Reframing newsletter

Communicating with Communities Affected by Toxic Stress

July 23, 2020

As the COVID-19 pandemic persists, communities across the country are experiencing the traumatic effects of the resulting job losses, financial and housing insecurity, missed educational opportunities, social isolation, and grief. At the same time, recent manifestations of institutional and systemic racism, including police violence towards Black people and the disproportionate impact of COVID-19 on communities of color, have placed a spotlight on the deep physical and psychological toll of racial discrimination in this country. As human service and racial justice leaders advocate to rebuild a more just and fair society that works better for all of us, we will need to effectively convey the realities of trauma and its impacts so that people are open to engaging in trauma support services and advocacy efforts. A new report from the FrameWorks Institute on communicating about Adverse Childhood Experiences (ACEs) offers useful guidance that can be incorporated into this broader message.
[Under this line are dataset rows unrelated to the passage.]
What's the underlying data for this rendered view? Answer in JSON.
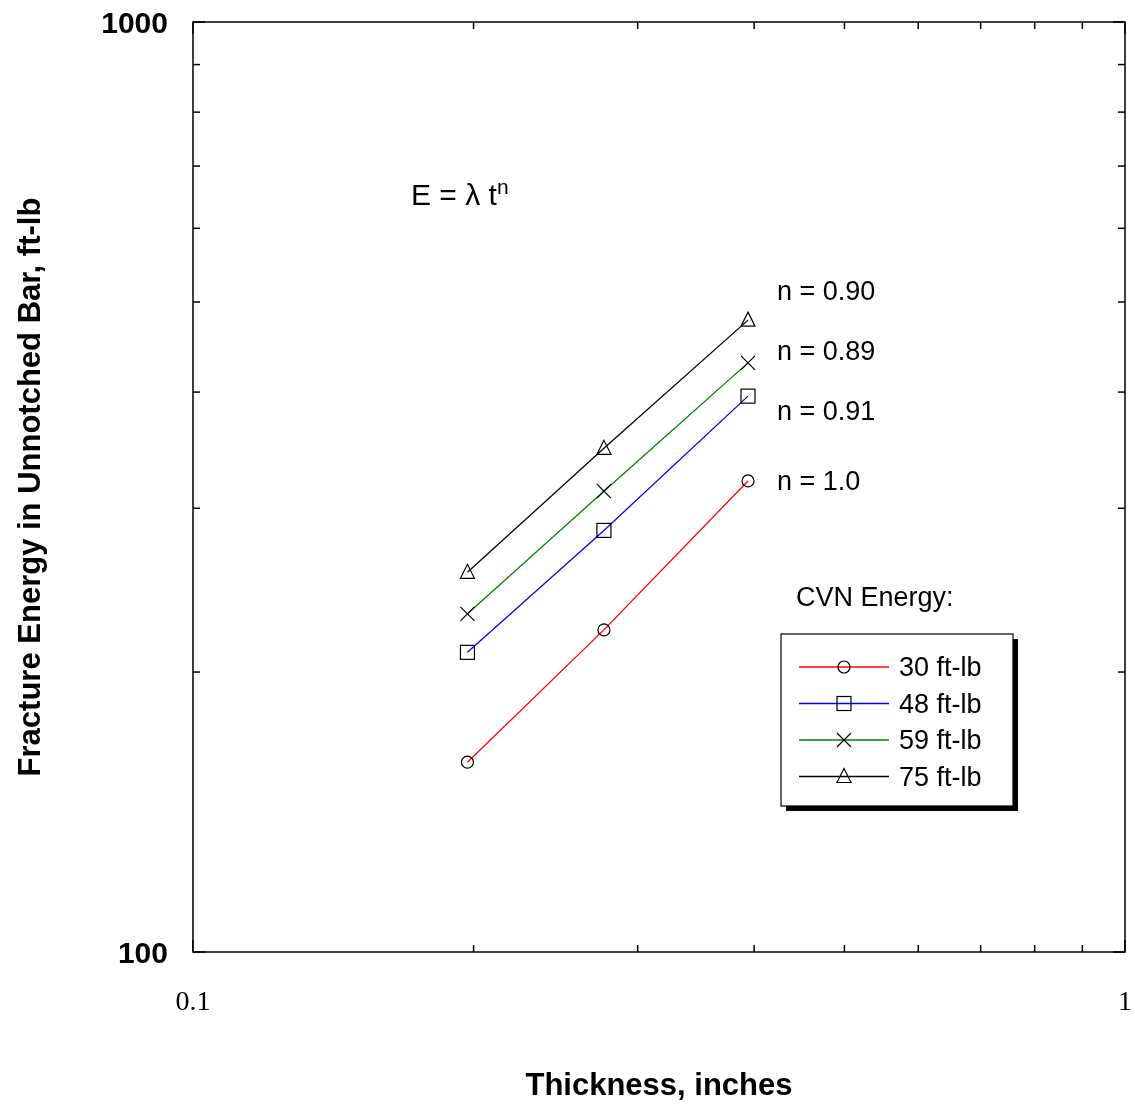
{
  "chart_data": {
    "type": "line",
    "xlabel": "Thickness, inches",
    "ylabel": "Fracture Energy in Unnotched Bar, ft-lb",
    "log": "xy",
    "xlim": [
      0.1,
      1
    ],
    "xticks": [
      0.1,
      {
        "value": 0.2,
        "label": null
      },
      {
        "value": 0.3,
        "label": null
      },
      {
        "value": 0.4,
        "label": null
      },
      {
        "value": 0.5,
        "label": null
      },
      {
        "value": 0.6,
        "label": null
      },
      {
        "value": 0.7,
        "label": null
      },
      {
        "value": 0.8,
        "label": null
      },
      {
        "value": 0.9,
        "label": null
      },
      1
    ],
    "ylim": [
      100,
      1000
    ],
    "yticks": [
      100,
      {
        "value": 200,
        "label": null
      },
      {
        "value": 300,
        "label": null
      },
      {
        "value": 400,
        "label": null
      },
      {
        "value": 500,
        "label": null
      },
      {
        "value": 600,
        "label": null
      },
      {
        "value": 700,
        "label": null
      },
      {
        "value": 800,
        "label": null
      },
      {
        "value": 900,
        "label": null
      },
      1000
    ],
    "legend": "bottom right",
    "legend_title": "CVN Energy:",
    "line_style": "solid",
    "x": [
      0.197,
      0.276,
      0.394
    ],
    "series": [
      {
        "name": "30 ft-lb",
        "color": "#ff0000",
        "marker": "circle",
        "values": [
          160,
          222,
          321
        ]
      },
      {
        "name": "48 ft-lb",
        "color": "#0000ff",
        "marker": "square",
        "values": [
          210,
          284,
          396
        ]
      },
      {
        "name": "59 ft-lb",
        "color": "#008000",
        "marker": "cross",
        "values": [
          231,
          313,
          430
        ]
      },
      {
        "name": "75 ft-lb",
        "color": "#000000",
        "marker": "triangle",
        "values": [
          256,
          348,
          478
        ]
      }
    ],
    "annotations": [
      "E = λ t$^{n}$",
      "n = 0.90",
      "n = 0.89",
      "n = 0.91",
      "n = 1.0"
    ]
  }
}
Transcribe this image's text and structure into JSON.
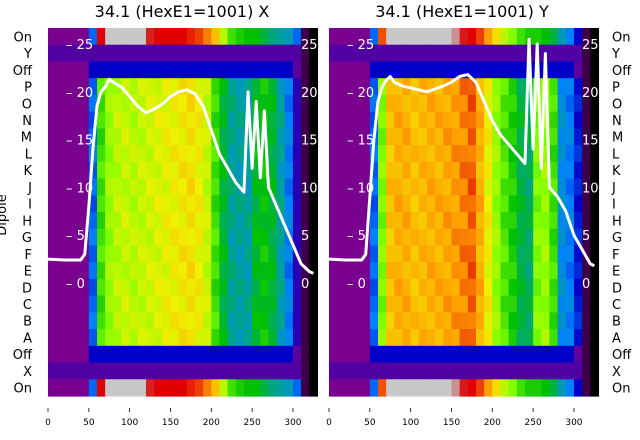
{
  "chart_data": [
    {
      "type": "heatmap",
      "title": "34.1 (HexE1=1001) X",
      "ylabel": "Dipole",
      "row_labels": [
        "On",
        "Y",
        "Off",
        "P",
        "O",
        "N",
        "M",
        "L",
        "K",
        "J",
        "I",
        "H",
        "G",
        "F",
        "E",
        "D",
        "C",
        "B",
        "A",
        "Off",
        "X",
        "On"
      ],
      "xticks": [
        0,
        50,
        100,
        150,
        200,
        250,
        300
      ],
      "xlim": [
        0,
        327
      ],
      "secondary_yticks": [
        0,
        5,
        10,
        15,
        20,
        25
      ],
      "secondary_ylim": [
        -11.7,
        26.5
      ],
      "column_x": [
        0,
        10,
        20,
        30,
        40,
        50,
        60,
        70,
        80,
        90,
        100,
        110,
        120,
        130,
        140,
        150,
        160,
        170,
        180,
        190,
        200,
        210,
        220,
        230,
        240,
        250,
        260,
        270,
        280,
        290,
        300,
        310,
        320
      ],
      "dipole_profile": [
        0,
        0,
        0,
        0,
        0,
        0.2,
        0.45,
        0.52,
        0.55,
        0.56,
        0.55,
        0.56,
        0.57,
        0.58,
        0.59,
        0.6,
        0.61,
        0.62,
        0.6,
        0.56,
        0.45,
        0.37,
        0.31,
        0.3,
        0.3,
        0.38,
        0.4,
        0.37,
        0.3,
        0.22,
        0.08,
        -0.5,
        -1
      ],
      "on_profile": [
        0,
        0,
        0,
        0,
        0,
        0.2,
        0.8,
        1,
        1,
        1,
        1,
        1,
        0.85,
        0.8,
        0.8,
        0.8,
        0.8,
        0.78,
        0.76,
        0.72,
        0.66,
        0.55,
        0.45,
        0.42,
        0.4,
        0.4,
        0.36,
        0.32,
        0.3,
        0.28,
        0.2,
        -0.5,
        -1
      ],
      "off_level": 0.12,
      "xy_level": 0.04,
      "trace": {
        "x": [
          0,
          20,
          40,
          45,
          50,
          55,
          60,
          65,
          70,
          75,
          80,
          90,
          100,
          110,
          120,
          130,
          140,
          150,
          160,
          170,
          180,
          190,
          200,
          210,
          220,
          230,
          240,
          245,
          250,
          255,
          260,
          265,
          270,
          275,
          280,
          285,
          290,
          300,
          310,
          320,
          325
        ],
        "y": [
          2.5,
          2.4,
          2.4,
          3,
          8,
          14,
          18.5,
          20,
          20.5,
          21.3,
          21,
          20.5,
          19.5,
          18.5,
          17.8,
          18.2,
          18.7,
          19.5,
          20,
          20.2,
          19.8,
          18.5,
          16,
          13.5,
          12,
          10.5,
          9.5,
          20,
          12,
          19,
          11,
          18,
          10,
          9,
          8,
          7,
          6,
          4,
          2,
          1.2,
          1
        ]
      }
    },
    {
      "type": "heatmap",
      "title": "34.1 (HexE1=1001) Y",
      "row_labels": [
        "On",
        "Y",
        "Off",
        "P",
        "O",
        "N",
        "M",
        "L",
        "K",
        "J",
        "I",
        "H",
        "G",
        "F",
        "E",
        "D",
        "C",
        "B",
        "A",
        "Off",
        "X",
        "On"
      ],
      "xticks": [
        0,
        50,
        100,
        150,
        200,
        250,
        300
      ],
      "xlim": [
        0,
        327
      ],
      "secondary_yticks": [
        0,
        5,
        10,
        15,
        20,
        25
      ],
      "secondary_ylim": [
        -11.7,
        26.5
      ],
      "column_x": [
        0,
        10,
        20,
        30,
        40,
        50,
        60,
        70,
        80,
        90,
        100,
        110,
        120,
        130,
        140,
        150,
        160,
        170,
        180,
        190,
        200,
        210,
        220,
        230,
        240,
        250,
        260,
        270,
        280,
        290,
        300,
        310,
        320
      ],
      "dipole_profile": [
        0,
        0,
        0,
        0,
        0,
        0.2,
        0.5,
        0.66,
        0.68,
        0.68,
        0.66,
        0.67,
        0.68,
        0.68,
        0.69,
        0.7,
        0.72,
        0.74,
        0.68,
        0.6,
        0.52,
        0.46,
        0.42,
        0.36,
        0.34,
        0.5,
        0.52,
        0.45,
        0.25,
        0.22,
        0.14,
        -0.5,
        -1
      ],
      "on_profile": [
        0,
        0,
        0,
        0,
        0,
        0.2,
        0.75,
        1,
        1,
        1,
        1,
        1,
        1,
        1,
        1,
        0.96,
        0.84,
        0.8,
        0.76,
        0.7,
        0.62,
        0.55,
        0.5,
        0.45,
        0.42,
        0.42,
        0.4,
        0.36,
        0.28,
        0.22,
        0.12,
        -0.5,
        -1
      ],
      "off_level": 0.12,
      "xy_level": 0.04,
      "trace": {
        "x": [
          0,
          20,
          40,
          45,
          50,
          55,
          60,
          65,
          70,
          75,
          80,
          90,
          100,
          110,
          120,
          130,
          140,
          150,
          160,
          170,
          180,
          190,
          200,
          210,
          220,
          230,
          240,
          245,
          250,
          255,
          260,
          265,
          270,
          275,
          280,
          290,
          300,
          310,
          320,
          325
        ],
        "y": [
          2.5,
          2.4,
          2.4,
          3,
          9,
          15,
          19,
          20.5,
          21.2,
          21.6,
          21,
          20.6,
          20.4,
          20.2,
          20,
          20.3,
          20.6,
          21,
          21.6,
          21.8,
          21,
          19,
          17,
          15.5,
          14.5,
          13.5,
          12.5,
          25.5,
          14,
          25,
          12,
          24,
          10,
          9.5,
          9,
          7.5,
          5,
          3.5,
          2,
          1.8
        ]
      }
    }
  ]
}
As Reframing Network Newsletter readers know, FrameWorks has long studied early childhood development in order to translate for the public how toxic stress — defined by FrameWorks as “when a child experiences severe and ongoing stress…without adult support” — negatively affects children’s health and well-being. FrameWorks’ recently released Message Brief, Strategies for Effectively Communicating about Toxic Stress, “identifies a set of framing strategies that can more effectively communicate the science with [affected] audiences in ways that acknowledge their dignity, their capacity for resilience, and ultimately allow them to serve as agents of change, both for themselves and their communities.” This report was produced in collaboration with the Center on the Developing Child at Harvard University.

FrameWorks lays out the below five strategic framing recommendations for professionals to use when communicating with “members of communities dealing disproportionately with economic and socio-cultural disadvantage.”

  • Be sure to capture people’s ability to be resilient to avoid the fatalistic view that the effects of toxic stress cannot be ameliorated by supportive interventions.
  • Use the recommended “overloaded” metaphor to focus attention on the external stressors that affect parents’ responsive caregiving.
  • Utilize the value of interdependence to avoid cuing individualism, or the notion that personal choices and behaviors determine life outcomes, but rather prompt the concept of self-efficacy that emphasizes that people’s actions can be effective.
  • Invoke the value of community strength to promote the idea that toxic stress is a “public concern” that can benefit from community-based solutions, to move from the predominant view that parents are the sole factor in how children develop.
  • Use the value of ingenuity to show that science is significant and relevant to dealing with social challenges, in order to reduce reliance on science exclusively.

Read FrameWorks’ other research on early childhood development.

SPOTLIGHT: Opinion Piece Highlights Reframing

Connecting the brain to the rest of the body,” a July 9, 2020 opinion article in The Hill by Jack P. Shonkoff, M.D., director at the Center on the Developing Child at Harvard University, provides a nicely framed perspective on early childhood development and its impact on health and education. It incorporates the Building Well-Being Narrative through language such as “young children’s opportunities to achieve their full potential” and “will build a strong foundation.” Additionally, it offers explanations, a reasonable tone and solutions. It is also notable for what it does not do — crisis framing which can lead to fatalism, or a misperception that challenges are too big, complex, entrenched and inevitable to address or solve.